First we filtered all requests from HTTP Archive’s dataset and only considered the ones that were same-site but not same-origin, i.e. the same eTLD+1 but not the exact same origin as the visited web page. Furthermore, we only retained requests to domain names that returned a CNAME record referring (either directly or indirectly after redirection of other CNAME records) to a different eTLD+1 domain in our DNS data. We aggregated these requests on the eTLD+1 of the CNAME record, and recorded a variety of information, such as the average number of requests per website, variation of request size, percentage of requests that contain a cookie or set one via the HTTP response header, etc. In Appendix B we elaborate on these features and discuss how they could be used to assist or automate the detection of CNAME-based tracking. Out of the resulting 46,767 domains, we only consider the ones that are part of a CNAME-chain on at least 100 different websites, which leaves us with 120 potential CNAME-based trackers.
In the second phase, we performed a manual analysis to rule out services that have no strict intention to track users. Many services that are unrelated to tracking, such as CDNs, use a same-site subdomain to serve content, and may also set a cookie on this domain, thus giving them potential tracking capabilities. For instance, Cloudflare sets a_cfduidcookie in order to detect malicious visitors, but does not intend to track users with this cookie (user information is kept less than 24 hours) [12]. For each of the 120 domains, we visited the web page of the related organization (if available) and gathered information about the kind of service(s) it provides according to the information and documentation provided on its website. Based on this information, we then determined whether tracking was the main service provided by this company, either because it explicitly indicated this, or tracking would be required for the main advertised product, e.g. in order to provide users with personalized content, or whether this was clear from the way the products were marketed.

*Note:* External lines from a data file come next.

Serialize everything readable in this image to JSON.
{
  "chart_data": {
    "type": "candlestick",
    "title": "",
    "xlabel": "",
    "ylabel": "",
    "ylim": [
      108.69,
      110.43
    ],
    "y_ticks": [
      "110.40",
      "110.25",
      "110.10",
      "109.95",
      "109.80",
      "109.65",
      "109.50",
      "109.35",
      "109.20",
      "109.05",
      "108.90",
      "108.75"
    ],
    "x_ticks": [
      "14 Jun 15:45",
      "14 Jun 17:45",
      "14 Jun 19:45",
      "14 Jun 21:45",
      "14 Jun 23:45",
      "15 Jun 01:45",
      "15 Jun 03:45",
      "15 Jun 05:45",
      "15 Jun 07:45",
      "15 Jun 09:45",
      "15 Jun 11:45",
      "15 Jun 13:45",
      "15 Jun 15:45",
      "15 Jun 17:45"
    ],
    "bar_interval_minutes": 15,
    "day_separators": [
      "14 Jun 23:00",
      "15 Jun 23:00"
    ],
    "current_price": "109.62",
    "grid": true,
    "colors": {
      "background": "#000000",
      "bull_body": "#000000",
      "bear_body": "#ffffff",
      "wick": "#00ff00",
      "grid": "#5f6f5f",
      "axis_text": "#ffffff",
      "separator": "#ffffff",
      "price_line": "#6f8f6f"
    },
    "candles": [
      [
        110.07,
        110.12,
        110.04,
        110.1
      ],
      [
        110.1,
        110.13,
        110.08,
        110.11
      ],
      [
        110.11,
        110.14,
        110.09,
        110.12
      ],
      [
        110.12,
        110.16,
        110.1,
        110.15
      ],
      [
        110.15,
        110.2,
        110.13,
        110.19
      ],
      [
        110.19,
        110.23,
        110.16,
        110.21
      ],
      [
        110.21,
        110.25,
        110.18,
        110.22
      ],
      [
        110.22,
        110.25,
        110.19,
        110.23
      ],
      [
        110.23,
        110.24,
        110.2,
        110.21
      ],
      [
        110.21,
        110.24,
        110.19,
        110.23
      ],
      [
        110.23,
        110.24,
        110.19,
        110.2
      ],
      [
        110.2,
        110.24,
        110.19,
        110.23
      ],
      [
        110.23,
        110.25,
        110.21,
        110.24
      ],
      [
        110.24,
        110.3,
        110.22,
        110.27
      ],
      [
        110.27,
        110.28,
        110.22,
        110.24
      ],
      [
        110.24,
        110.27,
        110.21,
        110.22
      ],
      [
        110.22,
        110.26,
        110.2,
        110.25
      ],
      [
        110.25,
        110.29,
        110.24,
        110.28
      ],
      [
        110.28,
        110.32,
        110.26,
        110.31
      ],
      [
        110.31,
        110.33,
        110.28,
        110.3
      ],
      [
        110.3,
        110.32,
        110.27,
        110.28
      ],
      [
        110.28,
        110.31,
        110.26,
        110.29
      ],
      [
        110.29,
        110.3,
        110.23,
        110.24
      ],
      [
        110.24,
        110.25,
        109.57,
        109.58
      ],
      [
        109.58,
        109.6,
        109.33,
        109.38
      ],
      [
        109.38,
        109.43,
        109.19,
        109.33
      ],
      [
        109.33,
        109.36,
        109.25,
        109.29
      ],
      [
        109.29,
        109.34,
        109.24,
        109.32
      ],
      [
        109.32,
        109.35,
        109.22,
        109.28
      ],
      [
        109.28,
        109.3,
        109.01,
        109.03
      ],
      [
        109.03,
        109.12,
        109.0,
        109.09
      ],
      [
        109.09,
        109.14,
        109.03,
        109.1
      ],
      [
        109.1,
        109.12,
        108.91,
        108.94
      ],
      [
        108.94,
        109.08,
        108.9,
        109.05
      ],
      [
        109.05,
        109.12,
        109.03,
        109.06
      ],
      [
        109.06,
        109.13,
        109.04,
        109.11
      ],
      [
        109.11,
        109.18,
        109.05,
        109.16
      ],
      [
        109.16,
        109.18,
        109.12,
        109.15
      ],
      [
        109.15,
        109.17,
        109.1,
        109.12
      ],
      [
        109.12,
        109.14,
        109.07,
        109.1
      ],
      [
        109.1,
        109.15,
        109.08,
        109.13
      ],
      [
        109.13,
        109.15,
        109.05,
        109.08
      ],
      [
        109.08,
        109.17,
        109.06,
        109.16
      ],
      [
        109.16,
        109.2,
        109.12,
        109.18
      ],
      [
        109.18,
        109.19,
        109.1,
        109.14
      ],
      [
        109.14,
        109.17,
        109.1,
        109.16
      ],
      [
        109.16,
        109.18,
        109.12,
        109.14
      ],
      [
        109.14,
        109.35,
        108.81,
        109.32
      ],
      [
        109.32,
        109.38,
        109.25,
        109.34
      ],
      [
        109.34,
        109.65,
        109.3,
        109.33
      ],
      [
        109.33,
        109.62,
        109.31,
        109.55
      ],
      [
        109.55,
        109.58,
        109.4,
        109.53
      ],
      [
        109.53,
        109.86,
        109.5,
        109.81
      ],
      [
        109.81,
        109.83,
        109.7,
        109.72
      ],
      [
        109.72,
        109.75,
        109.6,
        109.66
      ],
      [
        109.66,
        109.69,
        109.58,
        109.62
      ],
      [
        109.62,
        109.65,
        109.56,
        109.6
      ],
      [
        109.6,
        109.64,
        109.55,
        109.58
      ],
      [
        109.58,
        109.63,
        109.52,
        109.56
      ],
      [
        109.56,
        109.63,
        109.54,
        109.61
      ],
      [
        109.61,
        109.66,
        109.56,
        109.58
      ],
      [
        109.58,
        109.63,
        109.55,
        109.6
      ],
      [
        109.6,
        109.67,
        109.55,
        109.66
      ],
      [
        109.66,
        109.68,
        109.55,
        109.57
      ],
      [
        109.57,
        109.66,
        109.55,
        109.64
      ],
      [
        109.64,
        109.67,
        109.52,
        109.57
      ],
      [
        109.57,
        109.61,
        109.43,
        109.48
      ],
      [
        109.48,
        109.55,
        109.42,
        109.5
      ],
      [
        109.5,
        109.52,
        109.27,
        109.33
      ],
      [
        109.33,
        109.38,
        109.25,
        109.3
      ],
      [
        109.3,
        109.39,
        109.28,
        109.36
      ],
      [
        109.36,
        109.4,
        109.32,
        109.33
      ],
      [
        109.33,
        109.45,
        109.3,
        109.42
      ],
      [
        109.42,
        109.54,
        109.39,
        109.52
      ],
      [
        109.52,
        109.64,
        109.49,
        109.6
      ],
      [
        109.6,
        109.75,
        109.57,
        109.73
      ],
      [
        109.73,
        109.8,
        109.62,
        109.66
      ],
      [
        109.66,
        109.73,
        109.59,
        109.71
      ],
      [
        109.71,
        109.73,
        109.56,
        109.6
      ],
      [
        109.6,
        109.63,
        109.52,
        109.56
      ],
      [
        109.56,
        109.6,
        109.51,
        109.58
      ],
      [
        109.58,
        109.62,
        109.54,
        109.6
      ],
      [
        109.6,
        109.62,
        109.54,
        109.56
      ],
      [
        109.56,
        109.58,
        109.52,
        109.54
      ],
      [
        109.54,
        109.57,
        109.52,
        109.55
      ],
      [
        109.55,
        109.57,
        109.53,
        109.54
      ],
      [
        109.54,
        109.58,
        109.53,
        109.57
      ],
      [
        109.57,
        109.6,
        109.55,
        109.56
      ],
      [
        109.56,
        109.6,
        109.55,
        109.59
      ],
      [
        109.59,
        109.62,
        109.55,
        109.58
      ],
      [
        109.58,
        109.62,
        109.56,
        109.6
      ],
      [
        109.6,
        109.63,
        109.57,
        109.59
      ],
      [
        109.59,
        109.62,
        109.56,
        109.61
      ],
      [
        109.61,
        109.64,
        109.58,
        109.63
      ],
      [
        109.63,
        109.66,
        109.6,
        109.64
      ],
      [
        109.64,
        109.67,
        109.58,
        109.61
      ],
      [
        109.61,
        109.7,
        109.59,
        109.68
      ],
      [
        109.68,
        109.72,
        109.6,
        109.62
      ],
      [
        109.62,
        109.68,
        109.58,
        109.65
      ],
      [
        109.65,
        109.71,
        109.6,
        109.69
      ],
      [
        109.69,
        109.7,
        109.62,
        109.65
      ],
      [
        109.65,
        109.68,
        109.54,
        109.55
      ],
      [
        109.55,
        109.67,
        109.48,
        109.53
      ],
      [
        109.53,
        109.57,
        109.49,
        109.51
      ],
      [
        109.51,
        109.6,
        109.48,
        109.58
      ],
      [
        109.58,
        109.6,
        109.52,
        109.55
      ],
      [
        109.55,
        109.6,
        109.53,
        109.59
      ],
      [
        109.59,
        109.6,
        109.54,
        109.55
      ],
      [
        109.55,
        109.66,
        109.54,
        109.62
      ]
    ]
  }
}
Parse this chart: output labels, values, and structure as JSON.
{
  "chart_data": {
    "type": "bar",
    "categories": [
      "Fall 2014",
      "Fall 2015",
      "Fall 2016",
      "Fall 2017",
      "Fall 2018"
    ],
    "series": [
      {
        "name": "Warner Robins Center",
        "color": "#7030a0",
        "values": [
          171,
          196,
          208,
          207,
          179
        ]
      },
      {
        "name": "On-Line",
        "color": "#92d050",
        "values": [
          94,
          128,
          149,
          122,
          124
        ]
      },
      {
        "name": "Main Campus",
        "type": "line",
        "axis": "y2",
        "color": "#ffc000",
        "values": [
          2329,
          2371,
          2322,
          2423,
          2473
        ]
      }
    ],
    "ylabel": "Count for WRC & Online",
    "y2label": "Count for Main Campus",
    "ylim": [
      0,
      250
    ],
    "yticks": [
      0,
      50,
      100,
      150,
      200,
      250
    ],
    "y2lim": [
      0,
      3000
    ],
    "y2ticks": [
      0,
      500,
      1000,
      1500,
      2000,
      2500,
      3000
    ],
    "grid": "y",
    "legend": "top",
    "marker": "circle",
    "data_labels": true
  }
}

For instance one such provider, Pardot offers a service named “Marketing Automation”, which they define as “a technology that helps businesses grow by automating marketing processes, tracking customer engagement, and delivering personalized experiences to each customer across marketing, sales, and service”, indicating that customers (website visitors) may be tracked.
Finally, we validate this based on the requests sent to the purported tracker when visiting a publisher website: we only consider a company to be a tracker when a uniquely identifying parameter is stored in the browser and sent along with subsequent requests, e.g. via a cookie or using local Storage. Using this method, we found a total of 5 trackers. Furthermore, we extended the list with eight trackers from the CNAME cloaking blocklist by NextDNS [13, 37].